When a summer heatwave hit the UK in 2022, supermarkets found their fridges and freezers shutting down as roof-mounted control cabinets overheated. It was a dramatic demonstration of the importance of effective climate control in sensitive electronic equipment.
The digital electronic equipment that keeps many processes running in today’s world is highly sensitive to temperature changes. That means the heatwaves we’ve faced this summer have had a very real impact on everything from manufacturing and transport to continuous processes and industries like oil and gas. But it’s not just climate change that is turning up the heat on process control systems.
As systems become increasingly complex, the amount of electronics packed into automation cabinets and control panels is increasing too. This means it’s inevitable that devices such as variable speed drives, which can heat up rapidly, will end up in the same cabinet as highly heat-sensitive batteries.
Not only are controls becoming more concentrated in the same cabinet, but there are rising expectations around production efficiency, resilience and reliability, all of which is increasing the need for effective thermal management and control.
"In the vast majority of cases, when electric installations and devices housed in control enclosures shut down or malfunction, the problem is thermal."Josep López, Digital UE Global Business Development Manager, Schneider Electric
“In the vast majority of cases, when electric installations and devices housed in control enclosures shut down or malfunction, the problem is thermal – excessively high or low temperatures of electrical and, especially, electronic equipment,” says Josep López, Digital UE Global Business Development Manager at Schneider Electric.
It’s been estimated that the lifespan of key components is halved for every 10 degrees centigrade increase in the working temperature within a typical control panel, he adds. This makes effective climate control within cabinets and panels critical to avoiding costly breakdowns.
Cost of failure
The cost of breakdowns, whether full or partial, can be significant. Although the impact will vary according to the type of organisation and the products being manufactured, investigations by Schneider Electric suggest that the cost of an hour of lost production at a factory making car parts, for example, is around £8,500. For a plant making microprocessors, the hourly cost could reach tens of millions of pounds.
The problem of managing temperatures in control panels is complicated by the increasing use of automation to enable remote operations. This increases the risk of damage to components when no human is nearby to spot the problem.
And, of course, global temperatures and weather patterns are becoming more extreme due to the effects of climate change – a risk that is not just confined to outdoor installations, as López points out.
"In many factories, the roof is not well insulated. So during high-temperature days, the machine control panels and the automation enclosures can suffer a lot.”"Josep López, Digital UE Global Business Development Manager, Schneider Electric
“In many factories, the roof is not well insulated,” he says. “So during high-temperature days, the machine control panels and the automation enclosures can suffer a lot.”
Climate coping strategies
So how can you design an installation that is able to cope with the peaks and troughs of an increasingly unpredictable climate? The critical element is data. Unless you have an accurate picture of the temperatures in your exact location, choosing the right climate controls is something of a lottery.
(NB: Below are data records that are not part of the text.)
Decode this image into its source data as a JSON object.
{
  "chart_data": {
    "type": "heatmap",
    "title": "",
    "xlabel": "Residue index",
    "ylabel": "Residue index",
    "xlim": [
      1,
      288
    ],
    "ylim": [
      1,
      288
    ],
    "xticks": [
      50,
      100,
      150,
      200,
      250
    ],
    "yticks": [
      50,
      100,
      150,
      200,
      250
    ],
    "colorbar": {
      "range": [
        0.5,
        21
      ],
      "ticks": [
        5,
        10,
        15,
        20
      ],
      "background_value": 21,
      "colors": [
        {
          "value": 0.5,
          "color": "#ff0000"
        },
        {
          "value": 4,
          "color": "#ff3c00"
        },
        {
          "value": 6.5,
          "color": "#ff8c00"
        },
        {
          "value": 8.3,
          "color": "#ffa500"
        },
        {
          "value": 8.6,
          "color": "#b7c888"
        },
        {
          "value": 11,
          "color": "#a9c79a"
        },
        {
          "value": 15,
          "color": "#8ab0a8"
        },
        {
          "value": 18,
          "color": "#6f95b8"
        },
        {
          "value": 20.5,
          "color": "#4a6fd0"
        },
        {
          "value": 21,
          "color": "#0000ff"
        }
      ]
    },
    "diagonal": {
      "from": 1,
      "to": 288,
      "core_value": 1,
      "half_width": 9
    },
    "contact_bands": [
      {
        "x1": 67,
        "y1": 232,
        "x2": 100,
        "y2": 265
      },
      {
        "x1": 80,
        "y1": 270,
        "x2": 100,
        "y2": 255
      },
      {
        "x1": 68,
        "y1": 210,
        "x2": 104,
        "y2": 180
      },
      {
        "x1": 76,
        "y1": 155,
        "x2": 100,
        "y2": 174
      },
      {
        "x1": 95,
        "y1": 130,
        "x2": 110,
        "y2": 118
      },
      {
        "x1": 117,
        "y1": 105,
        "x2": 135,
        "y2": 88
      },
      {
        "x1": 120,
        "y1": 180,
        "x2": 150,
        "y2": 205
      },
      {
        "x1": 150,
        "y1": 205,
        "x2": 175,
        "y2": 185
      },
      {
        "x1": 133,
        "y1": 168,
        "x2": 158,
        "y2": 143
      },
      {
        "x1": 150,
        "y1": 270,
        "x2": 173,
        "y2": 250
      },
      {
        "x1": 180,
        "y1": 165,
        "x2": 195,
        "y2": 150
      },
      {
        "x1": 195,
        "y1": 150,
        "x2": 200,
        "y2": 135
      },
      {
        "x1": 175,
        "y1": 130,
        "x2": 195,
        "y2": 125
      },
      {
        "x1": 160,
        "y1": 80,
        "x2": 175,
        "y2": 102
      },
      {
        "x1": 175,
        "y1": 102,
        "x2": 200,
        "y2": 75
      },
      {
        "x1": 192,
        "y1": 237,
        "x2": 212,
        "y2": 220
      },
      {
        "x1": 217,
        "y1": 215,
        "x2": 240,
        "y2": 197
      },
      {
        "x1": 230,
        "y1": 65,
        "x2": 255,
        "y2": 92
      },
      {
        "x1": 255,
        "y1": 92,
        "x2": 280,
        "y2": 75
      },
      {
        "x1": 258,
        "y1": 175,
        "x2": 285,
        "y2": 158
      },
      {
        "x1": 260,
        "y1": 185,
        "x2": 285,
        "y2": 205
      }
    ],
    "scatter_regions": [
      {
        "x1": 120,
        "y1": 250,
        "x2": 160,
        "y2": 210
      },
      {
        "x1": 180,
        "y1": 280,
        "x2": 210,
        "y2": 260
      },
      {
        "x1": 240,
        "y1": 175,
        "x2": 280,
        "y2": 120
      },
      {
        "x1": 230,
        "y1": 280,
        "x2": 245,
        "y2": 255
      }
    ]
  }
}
There are a range of variables in any project. The design of the enclosure itself needs to take into account not just the components it will contain, but also the air temperatures at the installation location.
The range of climate control options can also be bewildering. Air conditioning – which will maintain an even temperature at all times – is an expensive but effective option, particularly in hotter locations like the Middle East.
But in more temperate environments, powered or even unpowered ventilation may be enough. The problem for engineers is researching the available options that fit the precise conditions at their locations. If they don’t have the correct information about those conditions, the installation may fail.
“Each project is different and requires special attention,” says López. “But the engineering or design office may be a long way away from where the installation will be – the engineers may be in Paris while the final installation may be in, say, Vietnam.
“When the engineering or design is being done from a distance, there is a risk that they will assume the maximum local temperature, when in reality, it only hits that level for two days or even just two hours a day. This can oversize the project, wasting energy and capital.”
As projects become more complex, López says the number of variables multiplies. “These include external temperatures and humidity – especially due to climate change – machine cycles, the position of the equipment and the internal management of the flow of heat and air.”
If a reliable process is not followed, it is very likely that the project will fail with all the consequential impacts like cost overruns and process breakdowns, he adds.
To address these issues, Schneider Electric has developed a free online thermal calculation tool called ProClima Web that uses data from 10,000 weather stations around the world to provide accurate location climate data.
The user inputs information about the type of enclosure and the components it will contain, and an algorithm evaluates the best solutions for that location. It then lists a range of climate control and cabinet options by cost and complexity.
The tool, which has an A+ cybersecurity rating and is available in seven languages, can also be used to improve climate control in existing cabinets and control panels.